Start-ups The stark digital shift meant the process of transitioning from the old models to the new models was given impetus. In Zimbabwe, for instance, there was the mushrooming of digital media start-ups, which:
Have been a positive thing in the sense that it widened the diversity and pluralism in the media. It has also given the media a new way of renewing itself because that’s the direction anyway. So that process has been accelerated which is positive.
Partnerships Partnerships between small publications and large media houses emerged. In South Africa particularly there was emergence of small digital early publications funded by donors and memberships like ama Bhungane. These publications conducted amazing investigative journalism based on poor rural areas and wrote stories where mainstream newsrooms no longer sent journalists nor had bureaus:
We see these organizations having these stories published on the largest websites in exchange for eyeballs (views). So that is a very good relationship emerging in South Africa where the small publications journalism gets published on the larger websites as well.
Government funding Government funding, an option in some of the countries, faced challenges like strings attached, delays in funding, arm-twisting by government, etc. The problem with strings attached was elaborated as follows:
We have seen government stepping in at a time of hardship for the media in exchange for positive coverage. An example involves evidence of state capture of the commission of inquiry, in which a South African intelligence agency paid money to a media house to produce journalism that reflected positive on Ex-president Jacob Zuma and his regime, which is a huge, huge threat to media freedom and credibility in our country.” (South African Discussant)
Relief fund SANEF offered support to journalists struggling with basic necessities. The recipients applauded having strong support structures in the media industry for its survival. Zambia, at the time, was experimenting with a government relief fund—internal mechanisms and impact needed studying. At the time, a research project by SANEF was under way to investigate ways to galvanize funds for and within the different chapters to support journalists, freelancers and contracted journalists who had lost their jobs (SANEF’s director).

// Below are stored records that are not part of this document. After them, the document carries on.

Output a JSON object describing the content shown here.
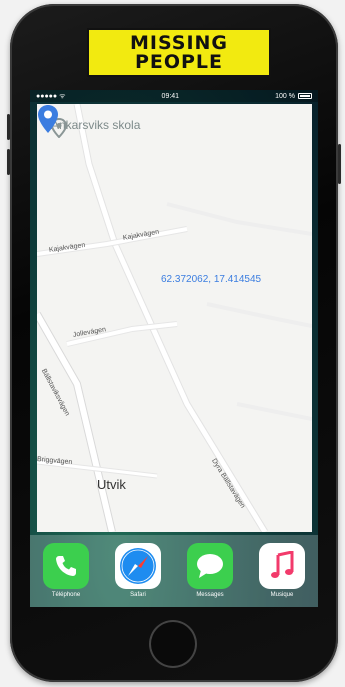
{
  "brand": {
    "line1": "MISSING",
    "line2": "PEOPLE"
  },
  "statusbar": {
    "carrier": "●●●●● ᯤ",
    "time": "09:41",
    "battery": "100 %"
  },
  "map": {
    "poi": {
      "label": "Ankarsviks skola",
      "icon": "location-pin-icon"
    },
    "pin": {
      "coordinates": "62.372062, 17.414545",
      "color": "#3b7de0"
    },
    "streets": [
      "Kajakvägen",
      "Kajakvägen",
      "Jollevägen",
      "Bällstaviksvägen",
      "Briggvägen",
      "Dyra Bällstavägen"
    ],
    "town": "Utvik"
  },
  "dock": [
    {
      "name": "Téléphone",
      "icon": "phone-icon",
      "color": "#3ccf4e"
    },
    {
      "name": "Safari",
      "icon": "compass-icon",
      "color": "#1e8cf0"
    },
    {
      "name": "Messages",
      "icon": "speech-bubble-icon",
      "color": "#3ccf4e"
    },
    {
      "name": "Musique",
      "icon": "music-note-icon",
      "color": "#ffffff"
    }
  ]
}
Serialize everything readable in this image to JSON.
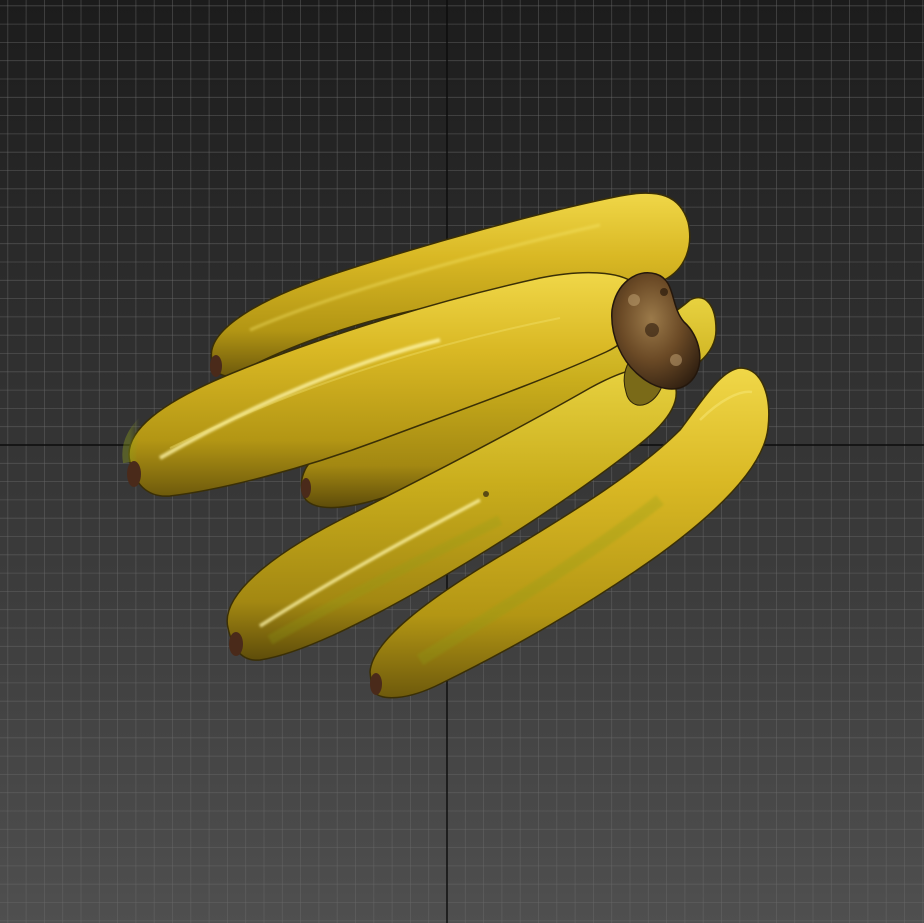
{
  "viewport": {
    "view": "perspective",
    "background_top": "#1c1c1c",
    "background_bottom": "#4f4f4f",
    "grid_color": "#6a6a6a",
    "axis_color": "#0c0c0c",
    "grid_visible": true
  },
  "scene_object": {
    "name": "banana-bunch",
    "banana_count": 5,
    "peel_color": "#d4b41f",
    "peel_highlight": "#f1dc4a",
    "peel_shadow": "#7a6410",
    "tip_color": "#4a2a1a",
    "stem_color": "#6b4a26"
  }
}
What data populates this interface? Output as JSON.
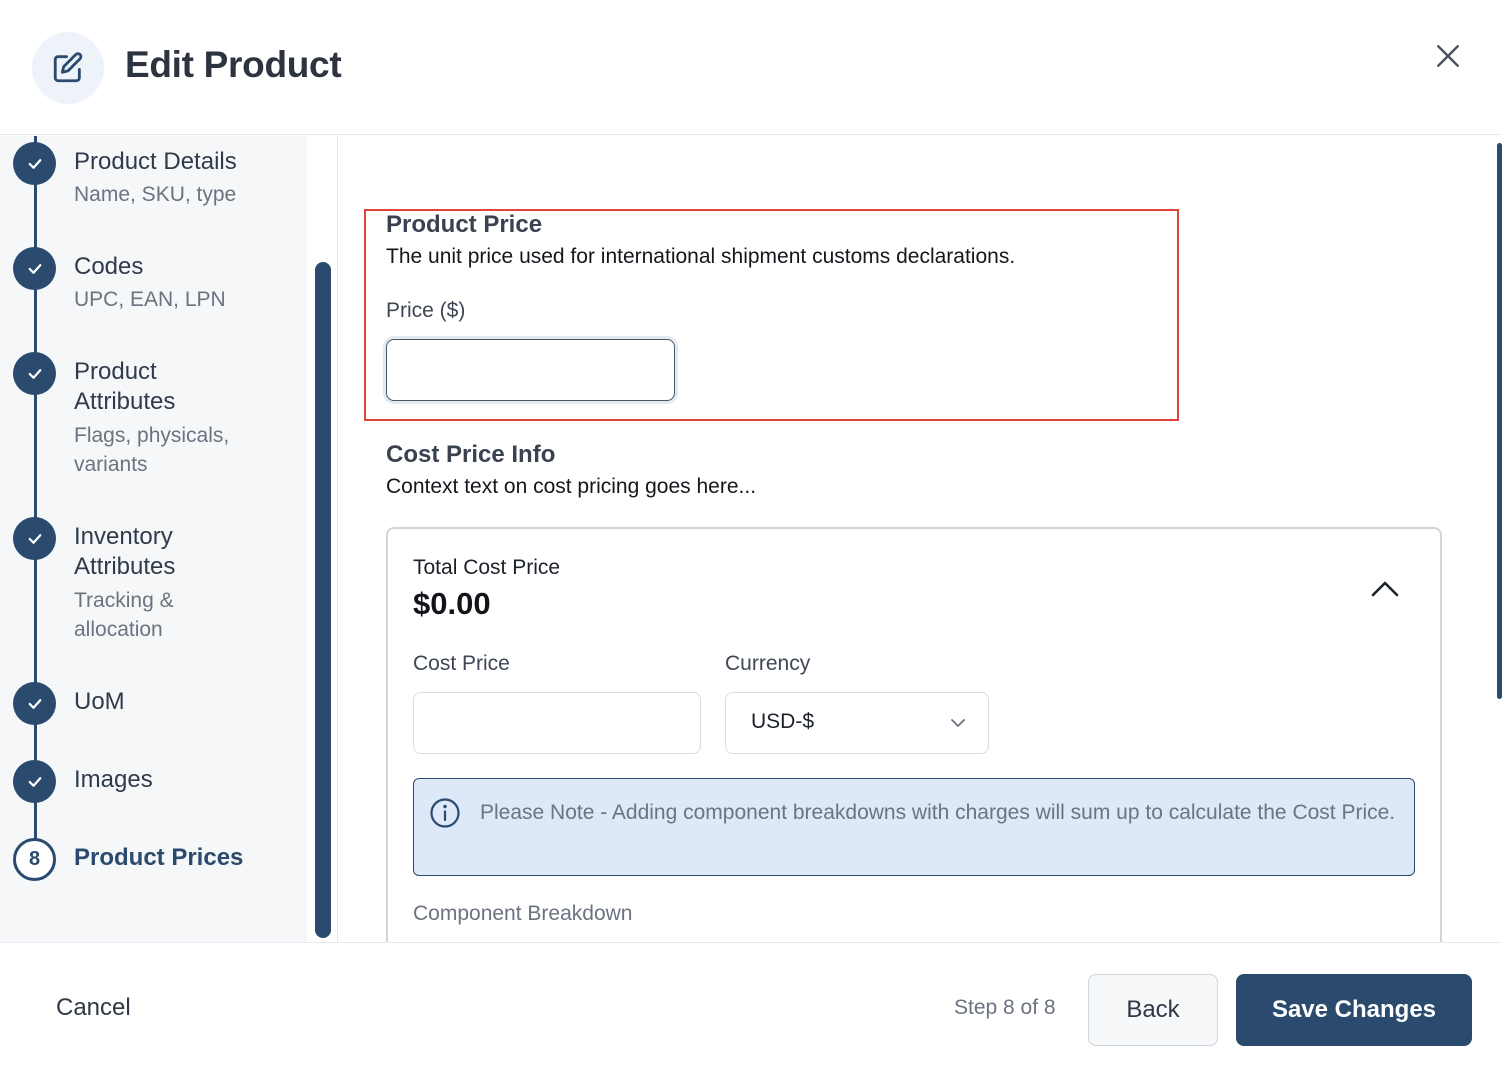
{
  "header": {
    "icon": "edit-icon",
    "title": "Edit Product",
    "close_icon": "close-icon"
  },
  "sidebar": {
    "steps": [
      {
        "title": "Product Details",
        "subtitle": "Name, SKU, type",
        "status": "complete",
        "icon": "check-icon"
      },
      {
        "title": "Codes",
        "subtitle": "UPC, EAN, LPN",
        "status": "complete",
        "icon": "check-icon"
      },
      {
        "title_line1": "Product",
        "title_line2": "Attributes",
        "subtitle_line1": "Flags, physicals,",
        "subtitle_line2": "variants",
        "status": "complete",
        "icon": "check-icon"
      },
      {
        "title_line1": "Inventory",
        "title_line2": "Attributes",
        "subtitle_line1": "Tracking &",
        "subtitle_line2": "allocation",
        "status": "complete",
        "icon": "check-icon"
      },
      {
        "title": "UoM",
        "status": "complete",
        "icon": "check-icon"
      },
      {
        "title": "Images",
        "status": "complete",
        "icon": "check-icon"
      },
      {
        "number": "8",
        "title": "Product Prices",
        "status": "current"
      }
    ]
  },
  "product_price": {
    "title": "Product Price",
    "description": "The unit price used for international shipment customs declarations.",
    "price_label": "Price ($)",
    "price_value": "",
    "highlight_color": "#e0453a"
  },
  "cost_price": {
    "title": "Cost Price Info",
    "description": "Context text on cost pricing goes here...",
    "total_label": "Total Cost Price",
    "total_value": "$0.00",
    "collapse_icon": "chevron-up-icon",
    "cost_label": "Cost Price",
    "cost_value": "",
    "currency_label": "Currency",
    "currency_value": "USD-$",
    "note_icon": "info-icon",
    "note_text": "Please Note - Adding component breakdowns with charges will sum up to calculate the Cost Price.",
    "component_label": "Component Breakdown"
  },
  "footer": {
    "cancel_label": "Cancel",
    "step_counter": "Step 8 of 8",
    "back_label": "Back",
    "save_label": "Save Changes"
  },
  "colors": {
    "primary": "#2a4a6e",
    "note_background": "#dde8f8"
  }
}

Paywalls Subscription services and various forms of paywalls had existed for a while (Chyi 2005). This system of monetising media content expanded during the pandemic to include different approaches. For instance, almost all the major news websites in South Africa activated some kind of paywall, i.e. either a ‘hard paywall’ where one only accessed content after paying or in the case of News 24 accessed a ‘leaky paywall’, where certain content was free and the rest was through paid subscription. The gap resulted from media literacy:
I think it is critically important that we educate our readers, why they have to pay for journalism. For too long we gave away journalism for free on the Internet because everything was free on the Internet, but also globally, that trend is changing very fast. People now pay for music, they pay for movies, they pay for TV shows. So why not pay for journalism? And I think that’s something that we, as colleagues across the continent can do and should strengthened together. (South African Discussant).